Format Datasets for AutoDL Challenges

We provide instructions and examples to format your own datasets in the generic TFRecords format used in AutoDL challenge series.

Quickstart

In the directory containing your personal projects (e.g. ~/projects/), clone the two GitHub repos of AutoDL:

git clone http://github.com/zhengying-liu/autodl-contrib
git clone http://github.com/zhengying-liu/autodl

Add the directory autodl-contrib to PYTHONPATH

cd autodl-contrib
export PYTHONPATH=$PYTHONPATH:$(pwd)

and test using

python -c "import utils.dataset_manager"

If no error message is produced, you are good to go.

Option 1: Work on Your Local Machine

Install Python 3 (Anaconda 3) and install Tensorflow >= 1.12 and < 2 by:

conda install tensorflow

If you have any doubt about your version of Tensorflow:

python3 -c "import tensorflow as tf; print(tf.__version__)"

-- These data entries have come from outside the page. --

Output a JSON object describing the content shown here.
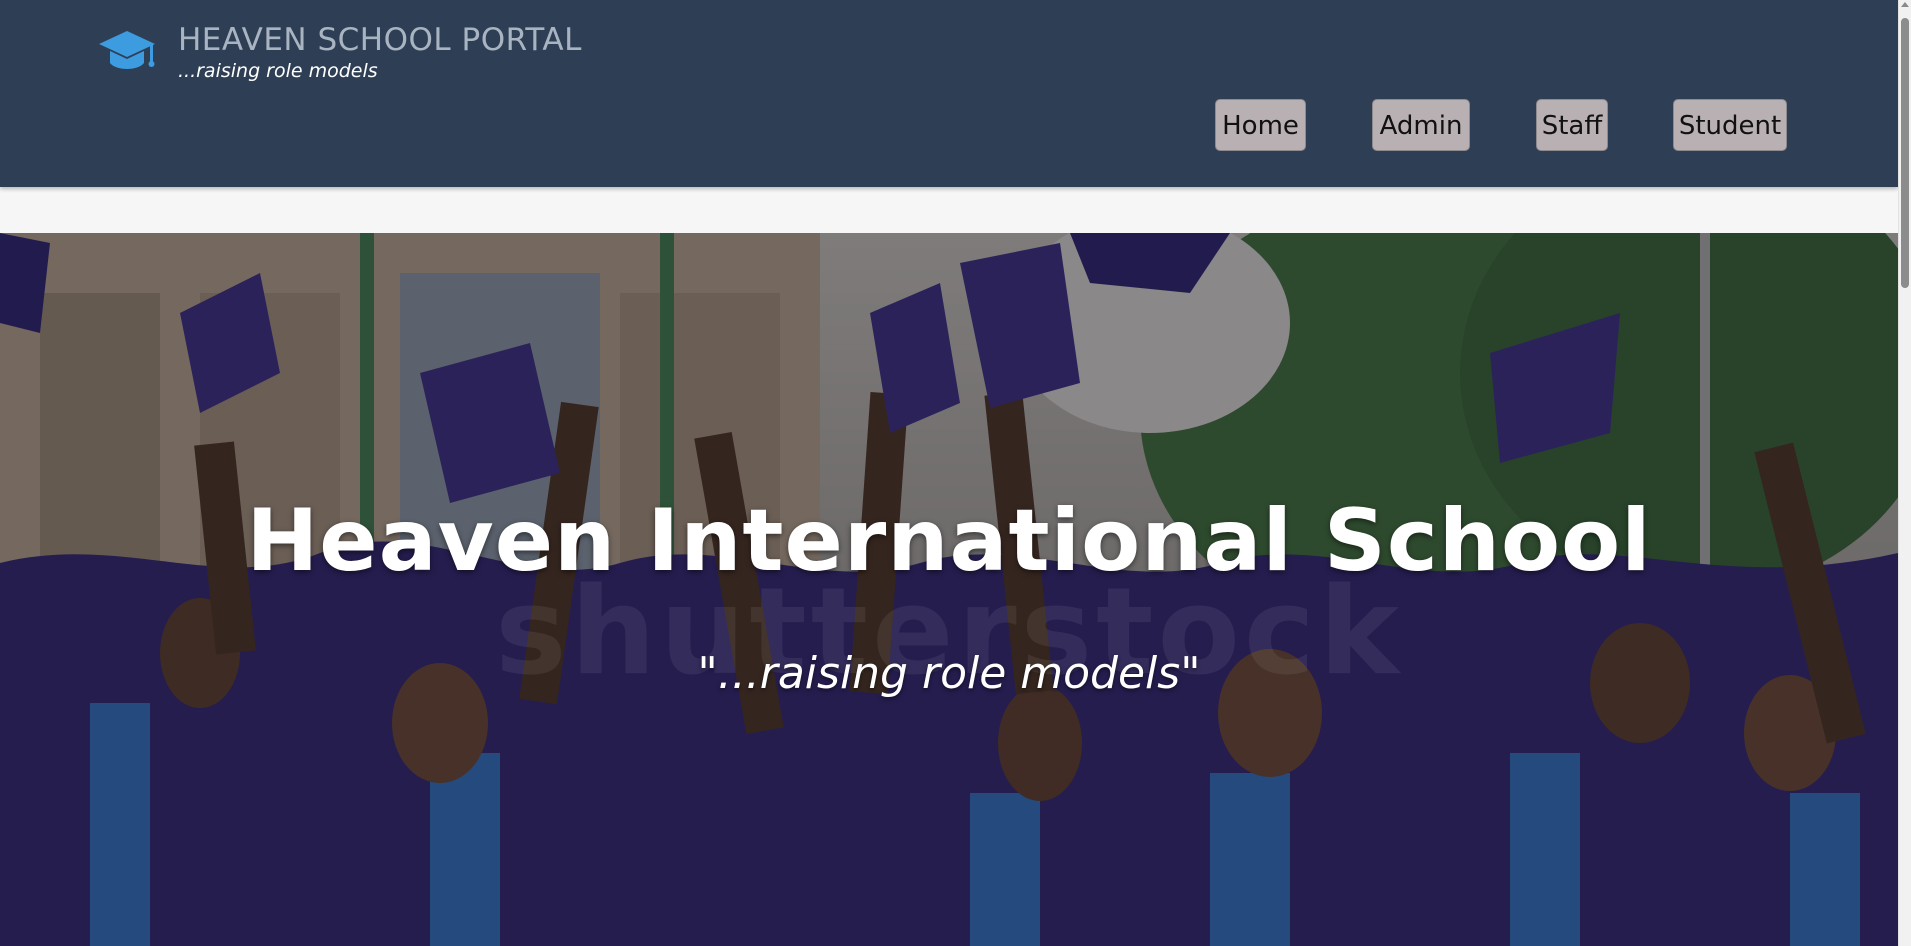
{
  "header": {
    "title": "HEAVEN SCHOOL PORTAL",
    "tagline": "...raising role models",
    "logo_icon": "graduation-cap-icon",
    "background_color": "#2e3f55",
    "logo_color": "#3d9be0"
  },
  "nav": {
    "items": [
      {
        "label": "Home"
      },
      {
        "label": "Admin"
      },
      {
        "label": "Staff"
      },
      {
        "label": "Student"
      }
    ],
    "button_color": "#b9b0b3"
  },
  "hero": {
    "title": "Heaven International School",
    "subtitle": "\"...raising role models\"",
    "watermark": "shutterstock"
  }
}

make sure the version >= 1.12.0 and < 2. Then install necessary packages

pip3 install -r requirements.txt

Then you should have a work environment ready for formatting datasets and preparing baseline methods (and make submissions).

Option 2: Work in Docker

Instead of installing packages and make local changes, you can also choose to work in the Docker image that is used for AutoDL challenge: evariste/autodl:cpu-latest. Thus, by using in this Docker image, you are working in the exact same environment in which participants' submissions are handled.

To do this, you first need to setup Docker. Then go to ~/projects/ and run

docker run --memory=4g -it -u root -v $(pwd):/app/codalab evariste/autodl:cpu-latest bash

Make sure not to run it directly in the autodl-contrib/ folder, because you will need to access the autodl/ folder to run the scripts.

In the Docker container session, you can check the version of tensorflow by running

python3 -c "import tensorflow as tf; print(tf.__version__)"

and you should get 1.13.1.

This option may not work at the moment when it comes to formatting video datasets (if so, option 1 is recommended).

Now Let's Format a Dataset!

After installing the work environment (on your local machine or in Docker), begin a quick dataset formatting by entering the following commands:

cd autodl-contrib
python3 check_n_format.py file_format/mini-cifar

To answer [Y] to all questions, just keep hitting "return": this should be good enough to check that everything is running smoothly. When you see images pop-up, check that they are displayed properly and the labels correspond well. You may also see an HTML file with a learning curve pop-up in your browser. Your formatted data (in the AutoDL format) ends up in file_format/mini-cifar_formatted.

To create your own dataset, create a new directory at the same level than mini-cifar a fill it with your own data, then re-run the same script:

python3 check_n_format.py path/to/your/dataset

This will generate a dataset containing 4-D tensors of shape (sequence_size, row_count, col_count, num_channels).

What is needed?

Multi-label (or multi-class) classification tasks
Video, image, text, speech (or time series) or tabular datasets
No size limit
Prepare your dataset in one of the 3 formats presented below

If your dataset exceed 10 GB or if you have a regression task please Contact us.

Formats

There are three formats from which you can transform your data into AutoDL's format.

1. File format

Each data is an independent file (jpg, png, bmp, gif or wav, mp3 or avi, mp4).
Labels are contained in a separate labels.csv file.
Meta-data in private.info. Please edit by hand to supply information needed.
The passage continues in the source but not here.